Here’s my review on YouTube.
What has utterly intrigued me about Smoke Season is how the spirit changes in different glasses. The Glencairn glass, the one on the right above, has become the tasting standard - for us drinkers if not in the Blending Room - since being introduced a decade or more ago. The tulip shaped top echos the traditional copita, funnelling the aromas from the glass and intensifying them - it seems to me - into the nosing experience that we whisky drinkers enjoy. If you are a swirler there’s room for that as well. I found the Smoke Season too much when I first tasted it in the Glencairn as you will hear in my YouTube but right now it’s how I want to drink it.

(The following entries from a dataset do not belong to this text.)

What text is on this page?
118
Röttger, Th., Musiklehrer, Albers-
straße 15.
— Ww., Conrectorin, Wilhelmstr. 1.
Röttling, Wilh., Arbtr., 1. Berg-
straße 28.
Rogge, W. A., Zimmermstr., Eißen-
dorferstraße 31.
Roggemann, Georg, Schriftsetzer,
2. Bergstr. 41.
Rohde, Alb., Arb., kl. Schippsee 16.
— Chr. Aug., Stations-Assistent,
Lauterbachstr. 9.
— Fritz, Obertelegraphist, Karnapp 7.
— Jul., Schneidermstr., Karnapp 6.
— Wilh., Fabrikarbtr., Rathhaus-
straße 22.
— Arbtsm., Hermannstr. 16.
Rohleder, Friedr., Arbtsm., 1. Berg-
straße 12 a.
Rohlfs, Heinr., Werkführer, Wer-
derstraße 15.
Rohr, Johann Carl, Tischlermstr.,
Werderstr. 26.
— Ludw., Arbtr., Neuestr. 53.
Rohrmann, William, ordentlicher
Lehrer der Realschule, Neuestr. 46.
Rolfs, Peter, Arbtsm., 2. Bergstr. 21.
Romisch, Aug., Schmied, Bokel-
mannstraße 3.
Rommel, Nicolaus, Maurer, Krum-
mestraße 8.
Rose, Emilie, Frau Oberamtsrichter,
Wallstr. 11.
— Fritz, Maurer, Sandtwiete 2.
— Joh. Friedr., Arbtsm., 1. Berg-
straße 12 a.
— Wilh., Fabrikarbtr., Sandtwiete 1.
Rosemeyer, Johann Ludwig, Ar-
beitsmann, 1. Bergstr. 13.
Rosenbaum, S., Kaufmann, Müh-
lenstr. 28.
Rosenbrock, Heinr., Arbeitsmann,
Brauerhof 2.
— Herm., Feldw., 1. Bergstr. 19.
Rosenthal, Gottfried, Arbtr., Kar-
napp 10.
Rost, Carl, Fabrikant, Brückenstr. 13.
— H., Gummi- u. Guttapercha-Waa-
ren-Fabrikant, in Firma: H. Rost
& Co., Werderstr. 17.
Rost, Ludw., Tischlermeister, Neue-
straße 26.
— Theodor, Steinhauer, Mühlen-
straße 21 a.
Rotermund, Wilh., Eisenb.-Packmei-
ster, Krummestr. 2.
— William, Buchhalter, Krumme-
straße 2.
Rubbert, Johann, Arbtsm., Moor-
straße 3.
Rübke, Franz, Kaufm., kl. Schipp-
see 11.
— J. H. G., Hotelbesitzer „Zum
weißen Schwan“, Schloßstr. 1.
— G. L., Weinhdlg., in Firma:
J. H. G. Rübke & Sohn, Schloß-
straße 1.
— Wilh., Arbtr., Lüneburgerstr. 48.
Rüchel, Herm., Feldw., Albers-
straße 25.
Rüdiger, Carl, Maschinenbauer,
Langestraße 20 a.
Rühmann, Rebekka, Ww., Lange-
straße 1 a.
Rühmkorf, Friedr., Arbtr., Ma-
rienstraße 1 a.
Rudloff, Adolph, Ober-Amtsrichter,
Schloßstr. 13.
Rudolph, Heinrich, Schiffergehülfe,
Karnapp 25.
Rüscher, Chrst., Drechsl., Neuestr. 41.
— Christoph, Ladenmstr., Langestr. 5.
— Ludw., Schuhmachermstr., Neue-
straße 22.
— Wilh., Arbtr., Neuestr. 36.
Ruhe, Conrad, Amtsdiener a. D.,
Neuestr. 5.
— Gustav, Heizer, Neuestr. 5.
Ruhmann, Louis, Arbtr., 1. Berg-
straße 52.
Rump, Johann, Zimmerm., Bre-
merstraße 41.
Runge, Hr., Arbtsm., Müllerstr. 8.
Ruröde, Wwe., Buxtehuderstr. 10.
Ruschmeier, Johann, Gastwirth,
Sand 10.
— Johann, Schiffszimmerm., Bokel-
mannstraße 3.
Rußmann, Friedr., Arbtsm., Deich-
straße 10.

To the left of the bottle is a tasting glass from Norlan, developed with Master Distiller Jim McEwan, part of the Islay whisky elite. This ‘glass’ has fins or buttresses inside it which to a certain extent homogenise or smooth out a whisky, both on the nose and palate. It certainly changes the Smoke Season and makes it more accessible as I would consider it a complex whisky, one that needs to be made friends with. But it’s a lasting friendship, once you get going. With the optimism of spring - even though it is still so cold here in Orkney - I’m thinking this might be a glass for the Smoke Season on warmer days. Finally, the fish bowl glass on the far left was a freebie with a bottle of Benromach 10yo, another delicious peaty dram but without the gravitas of this BenRiach. For me, at this tasting, this glass stole the specialness from the Smoke Season. It was still very enjoyable, but it lost its chewability, the need and desire to linger over it.
So there you have it. A special whisky created by a Whisky Woman, chosen and given by a Whisky Woman and very much enjoyed by a Whisky Woman.
I assure you that men love this dram too. Whisky is for everyone.